Was schließlich die Einwendung in der Beschwerde betrifft, daß - entgegen der im angefochtenen Bescheid zum Ausdruck gekommenen Auffassung - durch das Ergebnis des Ermittlungsverfahrens die Feststellungen der Krankenkasse nicht widerlegt, sondern bestätigt erschienen, und daß sich die Höhe der Beitragsnachverrechnung nicht geändert habe, so ist darauf zu verweisen, daß - wie der Verwaltungsgerichtshof bereits in dem Erkenntnis vom , Zl. 716/58, ausgeführt hat - im Falle der Verhängung eines Beitragszuschlages gemäß § 113 Abs. 1 ASVG das hiebei dem Versicherungsträger eingeräumte Ermessen auf Grund eines Einspruches auch auf die Verwaltungsbehörde übergeht; diese ist daher berechtigt, hinsichtlich der Frage, ob und bejahendenfalls in welchem Ausmaß ein Beitragszuschlag zu verhängen sei, nach eigenem Ermessen vorzugehen. Auch diesbezüglich wird zwecks Vermeidung von Wiederholungen auf die Entscheidungsgründe des zitierten Erkenntnisses verwiesen. Daraus ergibt sich aber weiters im Sinne der ständigen Rechtsprechung des Verwaltungsgerichtshofes (siehe insbesondere das Erkenntnis vom , Slg.
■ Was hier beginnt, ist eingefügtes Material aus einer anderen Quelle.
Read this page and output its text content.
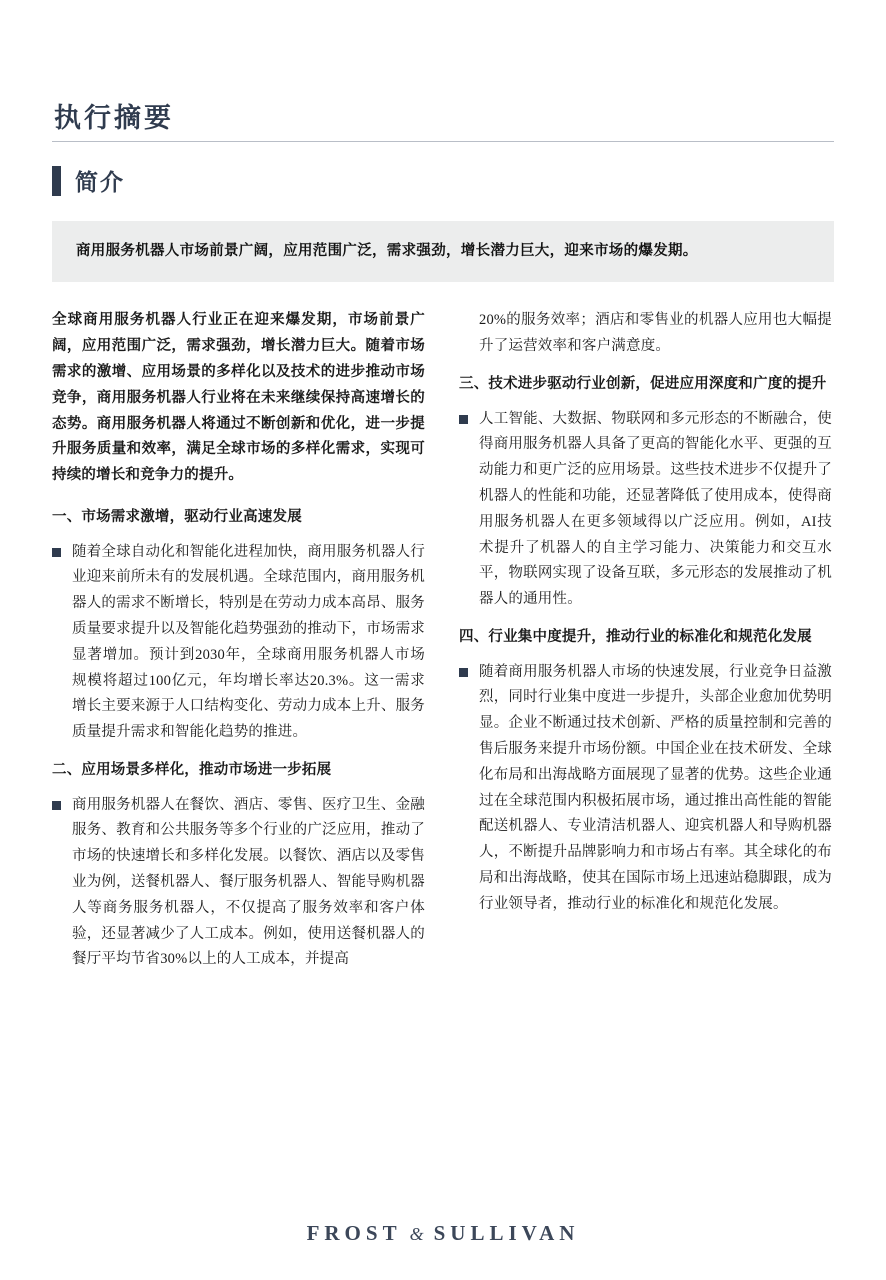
执行摘要
简介
商用服务机器人市场前景广阔，应用范围广泛，需求强劲，增长潜力巨大，迎来市场的爆发期。

全球商用服务机器人行业正在迎来爆发期，市场前景广阔，应用范围广泛，需求强劲，增长潜力巨大。随着市场需求的激增、应用场景的多样化以及技术的进步推动市场竞争，商用服务机器人行业将在未来继续保持高速增长的态势。商用服务机器人将通过不断创新和优化，进一步提升服务质量和效率，满足全球市场的多样化需求，实现可持续的增长和竞争力的提升。

一、市场需求激增，驱动行业高速发展
随着全球自动化和智能化进程加快，商用服务机器人行业迎来前所未有的发展机遇。全球范围内，商用服务机器人的需求不断增长，特别是在劳动力成本高昂、服务质量要求提升以及智能化趋势强劲的推动下，市场需求显著增加。预计到2030年，全球商用服务机器人市场规模将超过100亿元，年均增长率达20.3%。这一需求增长主要来源于人口结构变化、劳动力成本上升、服务质量提升需求和智能化趋势的推进。
二、应用场景多样化，推动市场进一步拓展
商用服务机器人在餐饮、酒店、零售、医疗卫生、金融服务、教育和公共服务等多个行业的广泛应用，推动了市场的快速增长和多样化发展。以餐饮、酒店以及零售业为例，送餐机器人、餐厅服务机器人、智能导购机器人等商务服务机器人，不仅提高了服务效率和客户体验，还显著减少了人工成本。例如，使用送餐机器人的餐厅平均节省30%以上的人工成本，并提高

20%的服务效率；酒店和零售业的机器人应用也大幅提升了运营效率和客户满意度。

三、技术进步驱动行业创新，促进应用深度和广度的提升
人工智能、大数据、物联网和多元形态的不断融合，使得商用服务机器人具备了更高的智能化水平、更强的互动能力和更广泛的应用场景。这些技术进步不仅提升了机器人的性能和功能，还显著降低了使用成本，使得商用服务机器人在更多领域得以广泛应用。例如，AI技术提升了机器人的自主学习能力、决策能力和交互水平，物联网实现了设备互联，多元形态的发展推动了机器人的通用性。
四、行业集中度提升，推动行业的标准化和规范化发展
随着商用服务机器人市场的快速发展，行业竞争日益激烈，同时行业集中度进一步提升，头部企业愈加优势明显。企业不断通过技术创新、严格的质量控制和完善的售后服务来提升市场份额。中国企业在技术研发、全球化布局和出海战略方面展现了显著的优势。这些企业通过在全球范围内积极拓展市场，通过推出高性能的智能配送机器人、专业清洁机器人、迎宾机器人和导购机器人，不断提升品牌影响力和市场占有率。其全球化的布局和出海战略，使其在国际市场上迅速站稳脚跟，成为行业领导者，推动行业的标准化和规范化发展。
FROST & SULLIVAN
Nr. 1559/A), daß im vorliegenden Falle die belangte Behörde ihre Entscheidung bloß mit dem Hinweis auf das ihr zustehende freie Ermessen hätte begründen können, daß aber davon abgesehen der gegenständlichen Beschwerde ein Erfolg nur dann hätte beschieden sein können, wenn festzustellen wäre, daß die belangte Behörde von ihrem Ermessen nicht im Sinne des Gesetzes Gebrauch gemacht habe (Art. 130 Abs. 2 B-VG). Selbst wenn man den Hinweis der beschwerdeführenden Partei darauf, daß die belangte Behörde zu Unrecht die Beitragsnachverrechnung hinsichtlich GA als nicht gerechtfertigt angesehen habe, dahin verstehen wollte, daß der Meinung der beschwerdeführenden Partei nach, die belangte Behörde von ihrem freien Ermessen nicht im Sinne des Gesetzes Gebrauch gemacht habe, so müßte dem entgegengehalten werden, daß der Behörde ein rechtswidriges Handeln in dem angeführten Sinne nicht zum Vorwurf gemacht werden kann, wenn sie die von ihr hinsichtlich der Beitragsnachverrechnung getroffene Entscheidung als rechtmäßig ansah und diese Entscheidung bei der Ausübung des freien Ermessens berücksichtigte.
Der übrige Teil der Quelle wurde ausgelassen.